There is, however, a growing minority of jurisdictions which have abandoned the immunity at least in motor vehicle negligence actions. The most recent additions to the list are Gelbman v. Gelbman, 23 N.Y. 2 d 434, 297 N.Y.S. 2 d 529, 245 N.E. 2d 192 (1969), overruling Badigian v. Badigian, 9 N.Y. 2 d 472, 215 N.Y.S. 2 d 35, 174 N.E. 2 d 718 (1961); Tamashiro v. DeGama, 450 P. 2d 998 (Sup. Ct. Haw. 1969); Silesky v. Kelman, 281 Minn. 431, 161 N.W. 2 d 631 (1968); Balts v. Balts, 273 Minn. 419, 142 N.W. 2 d 66 (1966); Hebel v. Hebel, 435 P. 2 d 8 (Sup. Ct. Alaska 1967); Briere v. Briere, 107 N.H. 432, 224 A. 2 d 588 (1966), overruling Levesque v. Levesque, 99 N.H. 147, 106 A. 2 d 563 (1954); Goller v. White, supra, overruling Schwenkhoff v. Farmers Mut. Automobile Ins. Co., 11 Wis. 2 d 97, 104 N.W. 2 d 154 (1960) and Wick v. Wick, 192 Wis. 260, 212 N.W. 787 (1927). As is true of interspousal immunity, virtually all of the academic writers on the subject have condemned parent-child immunity. See the authorities cited in the dissenting opinions of Justice Jacobs in Hastings v. Hastings, supra at 254-55, Heyman v. Gordon, supra at 56, and Franco v. Davis, supra at 243. There are more recent articles on the subject but they do not add to what has already been said. In any case, as we said in Immer, supra, we cannot be controlled by the number of jurisdictions which have abrogated the immunity, or the number of writers who have criticized it. Nevertheless, it is worth noting that the trend of court decisions appears to be away from the immunity doctrine.

After a review of the arguments for and against the parent-child immunity doctrine, we are of the opinion that it should be abrogated in this State. Reingold v. Reingold,

[56 NJ Page 507]

supra, Hastings v. Hastings, supra, and the cases which follow them are overruled. Our decision today goes no further than allowing suits between unemancipated children and their parents for injuries suffered as a result of the negligent operation of a motor vehicle. See dissenting opinion of Justice Jacobs in Hastings v. Hastings, supra at 261. We realize that there may be areas involving the exercise of parental authority and care over a child which should not be justiciable in a court of law. See Goller v. White, supra, Silesky v. Kelman, supra. But we are not confronted with such a situation in this case and we will not speculate on what limits, if any, the rule enunciated here should have.

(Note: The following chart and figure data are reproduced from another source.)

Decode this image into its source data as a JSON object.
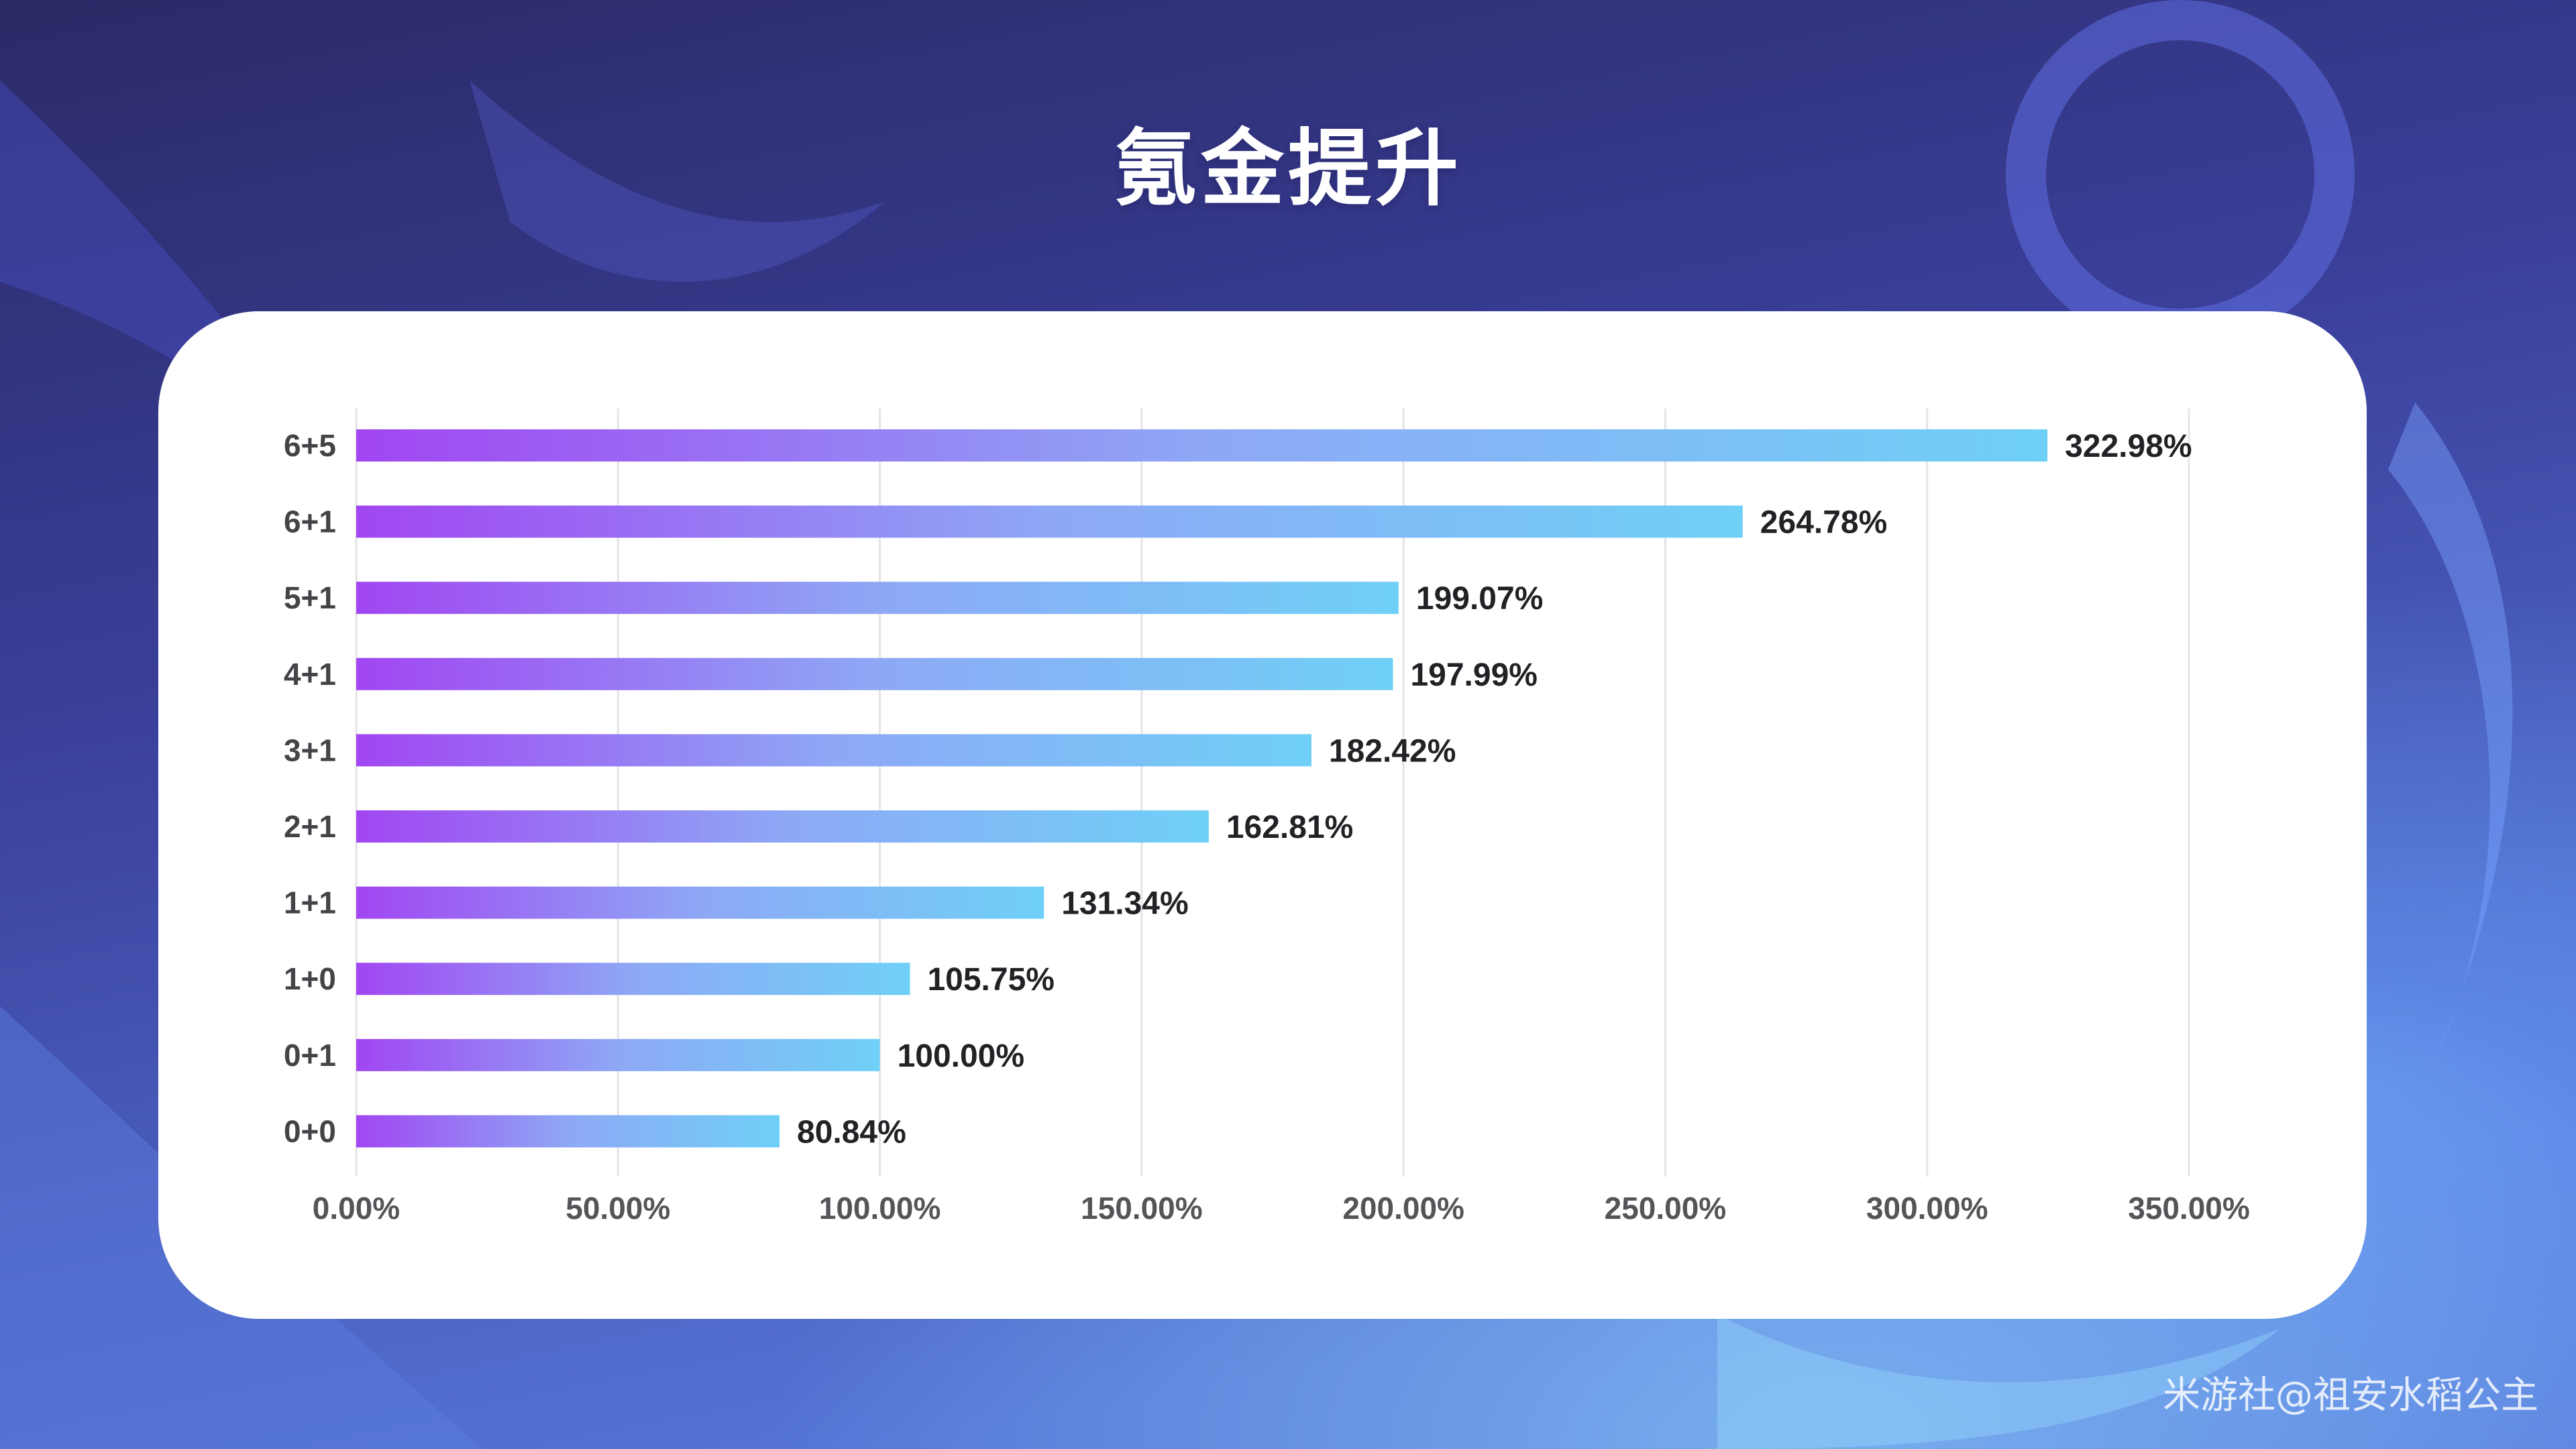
{
  "title": "氪金提升",
  "watermark": "米游社@祖安水稻公主",
  "colors": {
    "bar_start": "#a146f2",
    "bar_mid": "#8ea8f5",
    "bar_end": "#6fd0f7",
    "grid": "#e4e4e8"
  },
  "chart_data": {
    "type": "bar",
    "orientation": "horizontal",
    "categories": [
      "6+5",
      "6+1",
      "5+1",
      "4+1",
      "3+1",
      "2+1",
      "1+1",
      "1+0",
      "0+1",
      "0+0"
    ],
    "values": [
      322.98,
      264.78,
      199.07,
      197.99,
      182.42,
      162.81,
      131.34,
      105.75,
      100.0,
      80.84
    ],
    "data_labels": [
      "322.98%",
      "264.78%",
      "199.07%",
      "197.99%",
      "182.42%",
      "162.81%",
      "131.34%",
      "105.75%",
      "100.00%",
      "80.84%"
    ],
    "x_ticks": [
      0,
      50,
      100,
      150,
      200,
      250,
      300,
      350
    ],
    "x_tick_labels": [
      "0.00%",
      "50.00%",
      "100.00%",
      "150.00%",
      "200.00%",
      "250.00%",
      "300.00%",
      "350.00%"
    ],
    "xlim": [
      0,
      350
    ],
    "grid": true,
    "legend": false
  }
}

For the reasons stated above, the defendants' counterclaim for contribution should be permitted to stand and the order of the trial court should be affirmed.

FRANCIS, J. (dissenting). Basically for the reasons expressed in my dissent in Immer v. Risko, 56 N.J. 482 (1970), I cannot agree with the majority opinion in this case. In my judgment, the parent-child and interspousal tort immunity rules espoused by the then majority of the Court in Heyman v. Gordon, 40 N.J. 52 (1963); Hastings v. Hastings, 33 N.J. 247 (1960); Franco v. Davis, 51 N.J. 237 (1968); and Koplik v. C.P. Trucking Corp., 27 N.J. 1 (1958) are sound and ought to be preserved. Assuming their continued applicability, defendants' counterclaim for contribution against the husband and father would be barred. In Kennedy v. Camp, 14 N.J. 390 (1954), this Court held that the Joint Tortfeasors Contribution Law provides no remedy unless there are tortfeasors who have a joint or common liability. The immunity of Carroll E. France, Jr., under the cases cited above, remove him from the category of a possible tortfeasor, and therefore defendants' counterclaim must fall.